Nivi Achanta, CEO of Soapbox Project, smiling at camera wearing colorful clothing

Why utopian fiction like 'Ted Lasso' gives us hope

🤯 Mind Blown

Climate activist Nivi Achanta believes we're craving hopeful stories after years of dystopian warnings. From "Barbie" to "Ted Lasso," utopian fiction is helping people imagine better futures worth building.

Remember crying during "Barbie" and not quite knowing why? Climate activist and novelist Nivi Achanta says it wasn't just America Ferrera's monologue that got you.

It was seeing a world where women hold Supreme Court majorities, walk safely through their neighborhoods, and dance with friends without fear. Barbie World offered something rare: a glimpse of a better future that feels almost within reach.

Achanta, CEO of Soapbox Project, has worked with Google, Facebook, and The Bill & Melinda Gates Foundation on social impact initiatives. Now she leads "Dream Sessions" where people practice imagining what 100 years from now could look like.

As someone who reads over 100 books a year, she's noticed a shift. People are hungry for utopian fiction after decades of dystopian warnings.

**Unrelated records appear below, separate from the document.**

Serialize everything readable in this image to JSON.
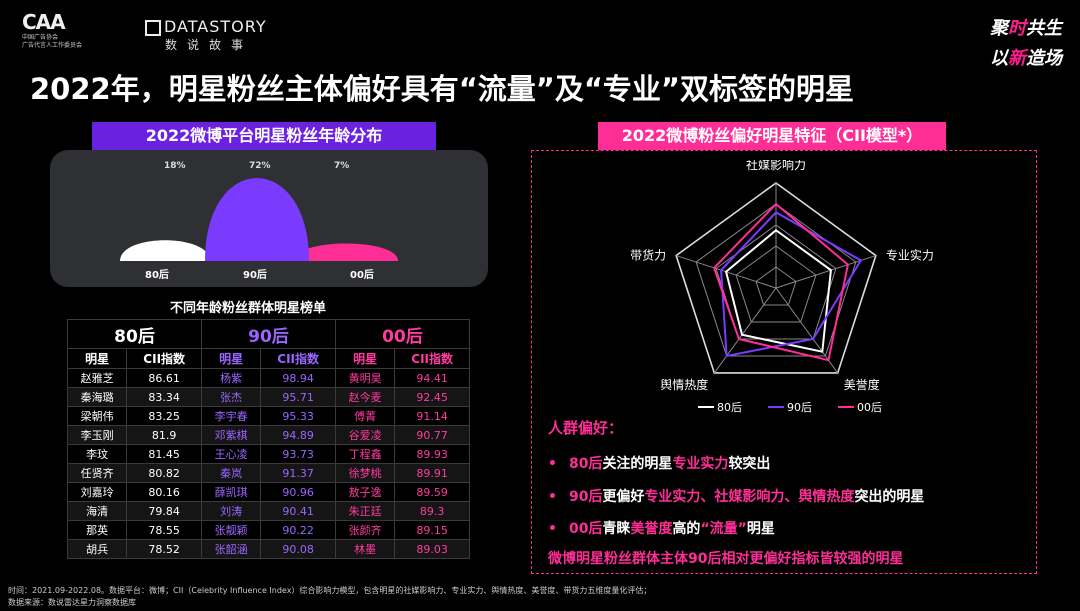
{
  "header": {
    "cia_logo": "CAA",
    "cia_sub1": "中国广告协会",
    "cia_sub2": "广告代言人工作委员会",
    "ds_logo": "DATASTORY",
    "ds_cn": "数说故事",
    "event_line1a": "聚",
    "event_line1b": "时",
    "event_line1c": "共生",
    "event_line2a": "以",
    "event_line2b": "新",
    "event_line2c": "造场"
  },
  "title": "2022年，明星粉丝主体偏好具有“流量”及“专业”双标签的明星",
  "age_section": {
    "header": "2022微博平台明星粉丝年龄分布",
    "groups": [
      {
        "label": "80后",
        "pct": "18%"
      },
      {
        "label": "90后",
        "pct": "72%"
      },
      {
        "label": "00后",
        "pct": "7%"
      }
    ]
  },
  "rank_section": {
    "title": "不同年龄粉丝群体明星榜单",
    "groups": [
      "80后",
      "90后",
      "00后"
    ],
    "col_star": "明星",
    "col_cii": "CII指数",
    "rows": [
      [
        "赵雅芝",
        "86.61",
        "杨紫",
        "98.94",
        "黄明昊",
        "94.41"
      ],
      [
        "秦海璐",
        "83.34",
        "张杰",
        "95.71",
        "赵今麦",
        "92.45"
      ],
      [
        "梁朝伟",
        "83.25",
        "李宇春",
        "95.33",
        "傅菁",
        "91.14"
      ],
      [
        "李玉刚",
        "81.9",
        "邓紫棋",
        "94.89",
        "谷爱凌",
        "90.77"
      ],
      [
        "李玟",
        "81.45",
        "王心凌",
        "93.73",
        "丁程鑫",
        "89.93"
      ],
      [
        "任贤齐",
        "80.82",
        "秦岚",
        "91.37",
        "徐梦桃",
        "89.91"
      ],
      [
        "刘嘉玲",
        "80.16",
        "薛凯琪",
        "90.96",
        "敖子逸",
        "89.59"
      ],
      [
        "海清",
        "79.84",
        "刘涛",
        "90.41",
        "朱正廷",
        "89.3"
      ],
      [
        "那英",
        "78.55",
        "张靓颖",
        "90.22",
        "张颜齐",
        "89.15"
      ],
      [
        "胡兵",
        "78.52",
        "张韶涵",
        "90.08",
        "林墨",
        "89.03"
      ]
    ]
  },
  "radar_section": {
    "header": "2022微博粉丝偏好明星特征（CII模型*）"
  },
  "chart_data": [
    {
      "type": "area",
      "categories": [
        "80后",
        "90后",
        "00后"
      ],
      "values": [
        18,
        72,
        7
      ],
      "value_labels": [
        "18%",
        "72%",
        "7%"
      ],
      "colors": [
        "#ffffff",
        "#7b3bff",
        "#ff2e97"
      ]
    },
    {
      "type": "radar",
      "axes": [
        "社媒影响力",
        "专业实力",
        "美誉度",
        "舆情热度",
        "带货力"
      ],
      "range": [
        0,
        1
      ],
      "series": [
        {
          "name": "80后",
          "color": "#ffffff",
          "values": [
            0.55,
            0.55,
            0.75,
            0.55,
            0.5
          ]
        },
        {
          "name": "90后",
          "color": "#7b3bff",
          "values": [
            0.72,
            0.85,
            0.6,
            0.8,
            0.55
          ]
        },
        {
          "name": "00后",
          "color": "#ff2e97",
          "values": [
            0.8,
            0.72,
            0.85,
            0.6,
            0.62
          ]
        }
      ]
    }
  ],
  "preferences": {
    "title": "人群偏好：",
    "item1": {
      "a": "80后",
      "b": "关注的明星",
      "c": "专业实力",
      "d": "较突出"
    },
    "item2": {
      "a": "90后",
      "b": "更偏好",
      "c": "专业实力、社媒影响力、舆情热度",
      "d": "突出的明星"
    },
    "item3": {
      "a": "00后",
      "b": "青睐",
      "c": "美誉度",
      "d": "高的",
      "e": "“流量”",
      "f": "明星"
    },
    "summary": "微博明星粉丝群体主体90后相对更偏好指标皆较强的明星"
  },
  "footnote": {
    "line1": "时间：2021.09-2022.08。数据平台：微博；CII（Celebrity Influence Index）综合影响力模型，包含明星的社媒影响力、专业实力、舆情热度、美誉度、带货力五维度量化评估；",
    "line2": "数据来源：数说雷达星力洞察数据库"
  }
}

"I think dystopia needs to die," Achanta told Good Good Good. "We are past the point where we need warnings. What we need are pathways forward."

She points to "Black Panther," where Black and African viewers see autonomous communities thriving in harmony with nature and innovation. "Project Hail Mary" shows hope and collaboration in apocalyptic circumstances. Even "Ted Lasso" works because, as Achanta says, "the one big speculative aspect of that show is healthy masculinity."

Why utopian fiction like 'Ted Lasso' gives us hope

These stories reflect something deeper. Activist adrienne maree brown argues that our current social systems were imagined into being, which means better ones can be imagined too.

"I believe that all organizing is science fiction, that we are shaping the future we long for and have not yet experienced," brown writes in "Pleasure Activism."

The Soapbox Project hosts concert experiences where attendees answer prompts between musical performances about what a better world could look like. Achanta says people struggle with the exercise at first because politicians, billionaires, and fossil fuel lobbies have dominated our collective imagination.

Why This Inspires

Achanta reminds us that imagination is free. Nobody monitors what happens in your own brain. You can dream about anything.

The challenge is practice. After years of consuming fearful narratives, we've forgotten how to envision radical possibilities. But shows like "Bridgerton," which reimagines racial dynamics in Regency London, prove we're ready for stories that show us what's possible instead of just warning us what to avoid.

The stories we create and consume become blueprints for the future we want to build. When we see healthy masculinity, racial equity, or environmental harmony on screen, we're not just entertained. We're practicing belief that these futures can exist.

As philosopher Cornelius Castoriadis taught, the world as we know it came from eruptions of imagination and can be transformed by new ones. What we need now are more people willing to dream something better into being.